Der Ministerpräsident von Nordrhein-Westfalen besucht Orte, die hart von der Flut getroffen wurden. Da entlädt sich der Ärger von Betroffenen.

          4 Min.

          Im Schatten von St. Petrus und Paulus in Odendorf sind unzählige Helfer auch zweieinhalb Wochen nach der Katastrophe noch damit beschäftigt, wenigstens ein bisschen Alltag zu organisieren. Im Pfarrheim können sich Flutopfer mit dem Nötigsten eindecken – Kleiderspenden, Spielzeug, Toilettenpapier, Wasch- und Spülmittel stapeln sich. Gegenüber auf dem Zehnthof gibt es eine Feldküche.

          Reiner Burger
          Politischer Korrespondent in Nordrhein-Westfalen.

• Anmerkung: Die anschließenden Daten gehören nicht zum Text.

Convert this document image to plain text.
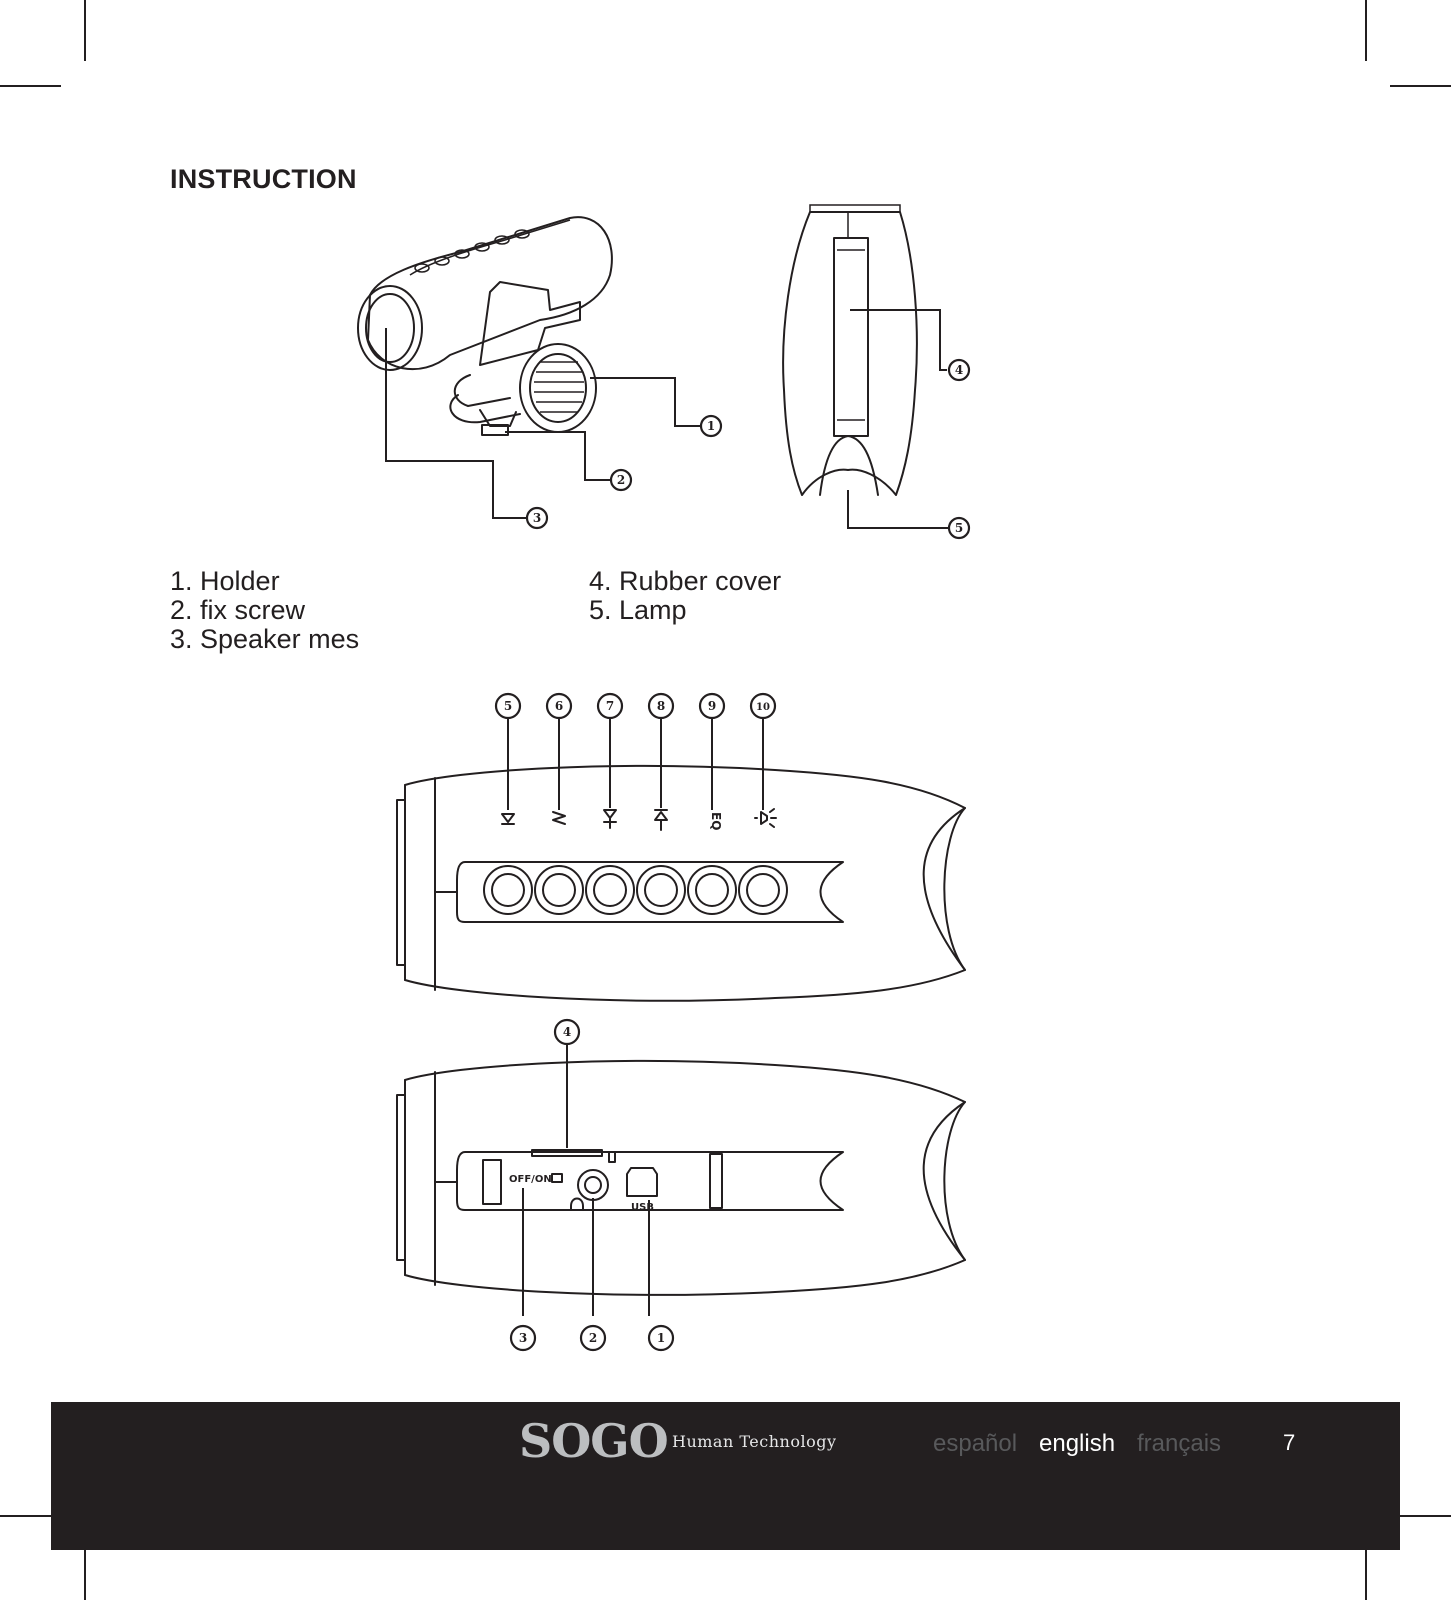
INSTRUCTION
1
2
3
4
5
1. Holder
2. fix screw
3. Speaker mes
4. Rubber cover
5. Lamp
EQ
5	6	7	8	9	10
OFF/ON
USB
4
3	2	1
SOGO Human Technology	español english français	7
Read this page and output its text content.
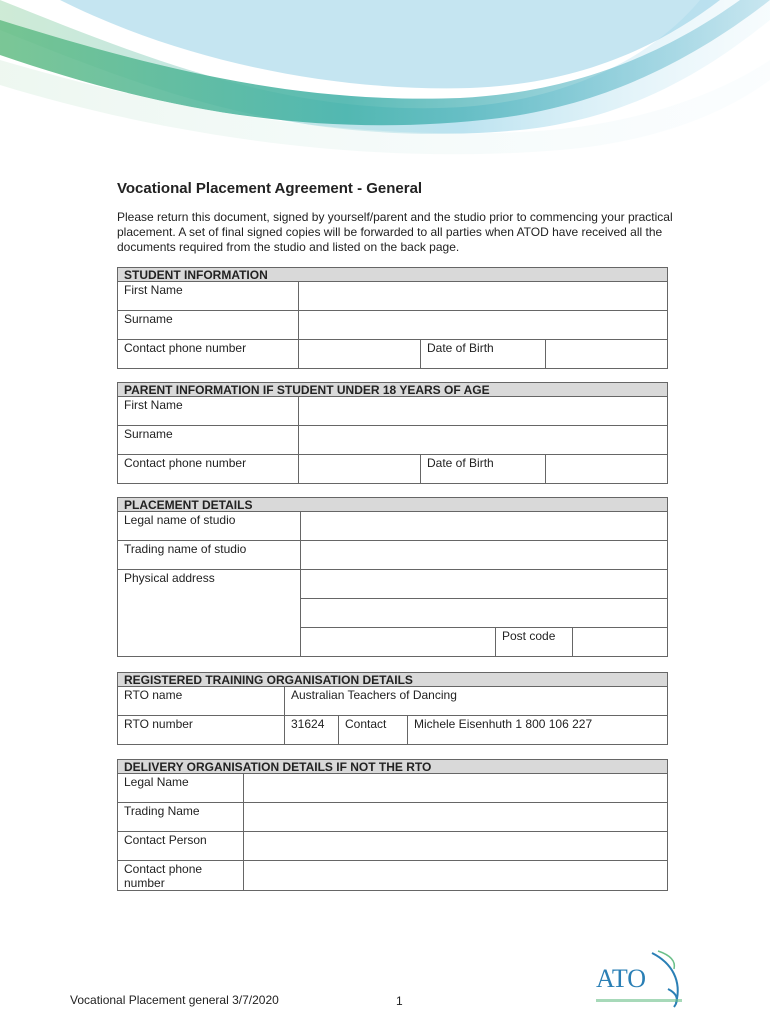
Vocational Placement Agreement - General
Please return this document, signed by yourself/parent and the studio prior to commencing your practical placement. A set of final signed copies will be forwarded to all parties when ATOD have received all the documents required from the studio and listed on the back page.
STUDENT INFORMATION			
First Name			
Surname			
Contact phone number		Date of Birth	
PARENT INFORMATION IF STUDENT UNDER 18 YEARS OF AGE			
First Name			
Surname			
Contact phone number		Date of Birth	
PLACEMENT DETAILS			
Legal name of studio			
Trading name of studio			
Physical address			

		Post code	
REGISTERED TRAINING ORGANISATION DETAILS			
RTO name	Australian Teachers of Dancing		
RTO number	31624	Contact	Michele Eisenhuth 1 800 106 227
DELIVERY ORGANISATION DETAILS IF NOT THE RTO	
Legal Name	
Trading Name	
Contact Person	
Contact phone number	
ATO
Vocational Placement general 3/7/2020	1
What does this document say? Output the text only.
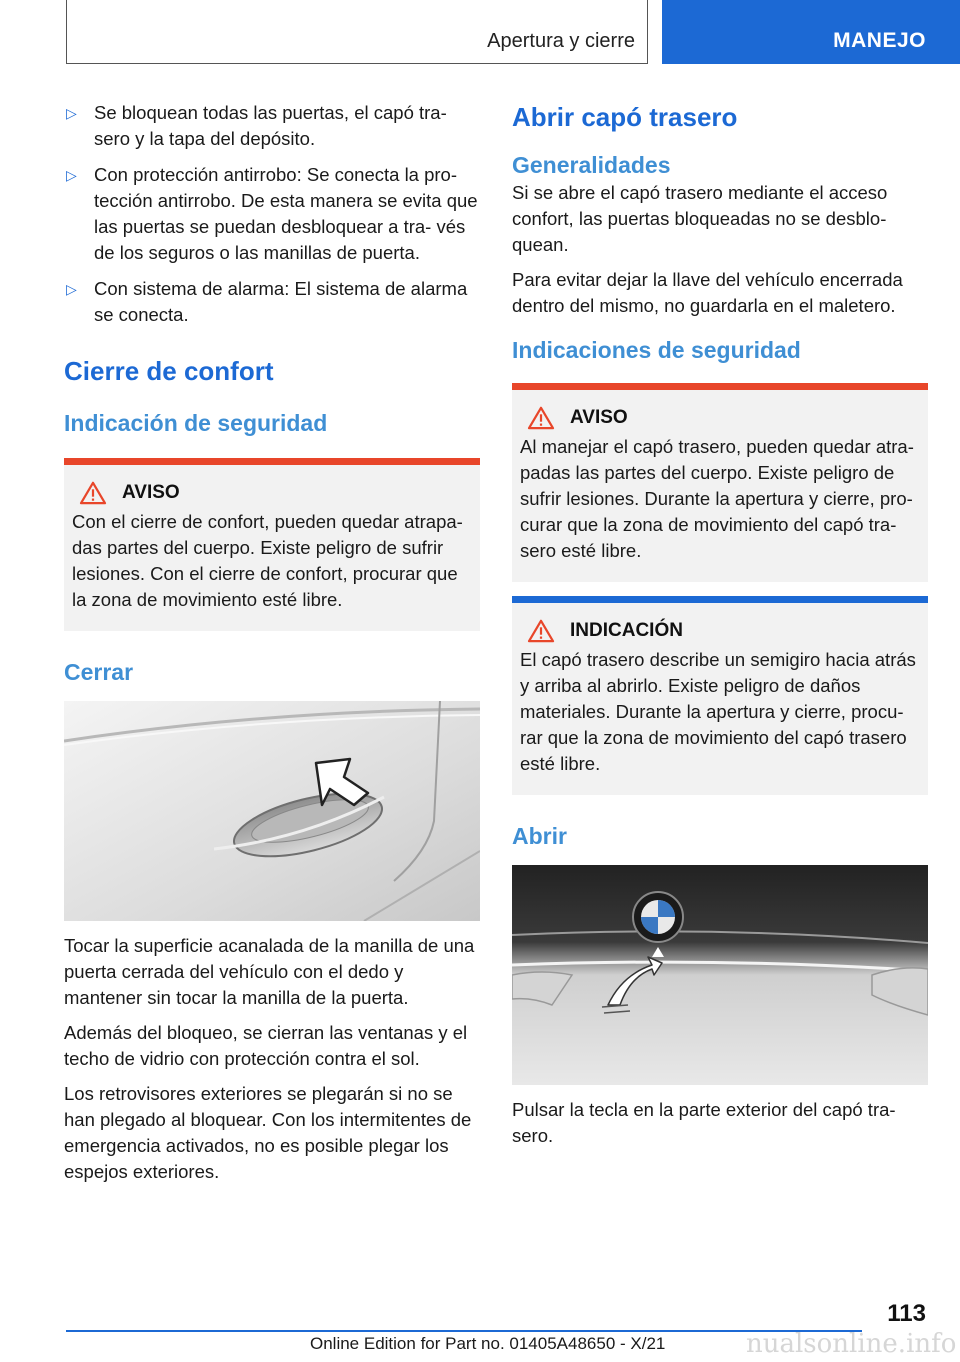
Apertura y cierre	MANEJO
▷ Se bloquean todas las puertas, el capó tra‐ sero y la tapa del depósito.
▷ Con protección antirrobo: Se conecta la pro‐ tección antirrobo. De esta manera se evita que las puertas se puedan desbloquear a tra‐ vés de los seguros o las manillas de puerta.
▷ Con sistema de alarma: El sistema de alarma se conecta.
Cierre de confort
Indicación de seguridad
AVISO
Con el cierre de confort, pueden quedar atrapa‐ das partes del cuerpo. Existe peligro de sufrir lesiones. Con el cierre de confort, procurar que la zona de movimiento esté libre.
Cerrar
Tocar la superficie acanalada de la manilla de una puerta cerrada del vehículo con el dedo y mantener sin tocar la manilla de la puerta.
Además del bloqueo, se cierran las ventanas y el techo de vidrio con protección contra el sol.
Los retrovisores exteriores se plegarán si no se han plegado al bloquear. Con los intermitentes de emergencia activados, no es posible plegar los espejos exteriores.
Abrir capó trasero
Generalidades
Si se abre el capó trasero mediante el acceso confort, las puertas bloqueadas no se desblo‐ quean.
Para evitar dejar la llave del vehículo encerrada dentro del mismo, no guardarla en el maletero.
Indicaciones de seguridad
AVISO
Al manejar el capó trasero, pueden quedar atra‐ padas las partes del cuerpo. Existe peligro de sufrir lesiones. Durante la apertura y cierre, pro‐ curar que la zona de movimiento del capó tra‐ sero esté libre.
INDICACIÓN
El capó trasero describe un semigiro hacia atrás y arriba al abrirlo. Existe peligro de daños materiales. Durante la apertura y cierre, procu‐ rar que la zona de movimiento del capó trasero esté libre.
Abrir
Pulsar la tecla en la parte exterior del capó tra‐ sero.
113
Online Edition for Part no. 01405A48650 - X/21	nualsonline.info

          „Viele Leute können sich bis heute keine warme Mahlzeit zubereiten, weil sie buchstäblich alles verloren haben“, sagt Kai Imsande, der in Odendorf die freiwilligen Helfer koordiniert. „Ohne diese Selbstorganisation, ohne die vielen Ehrenamtlichen würden wir es nicht schaffen“, lobt Bürgermeisterin Petra Kalkbrenner. Freilich gibt es in Swisttal auch viel Kritik am Krisenmanagement der Bürgermeisterin und ihrer Verwaltung. Hört man sich bei Betroffenen um, dann heißt es, vor der Flut sei nicht ausreichend oder gar nicht gewarnt worden, und Hilfsgelder kämen nicht an.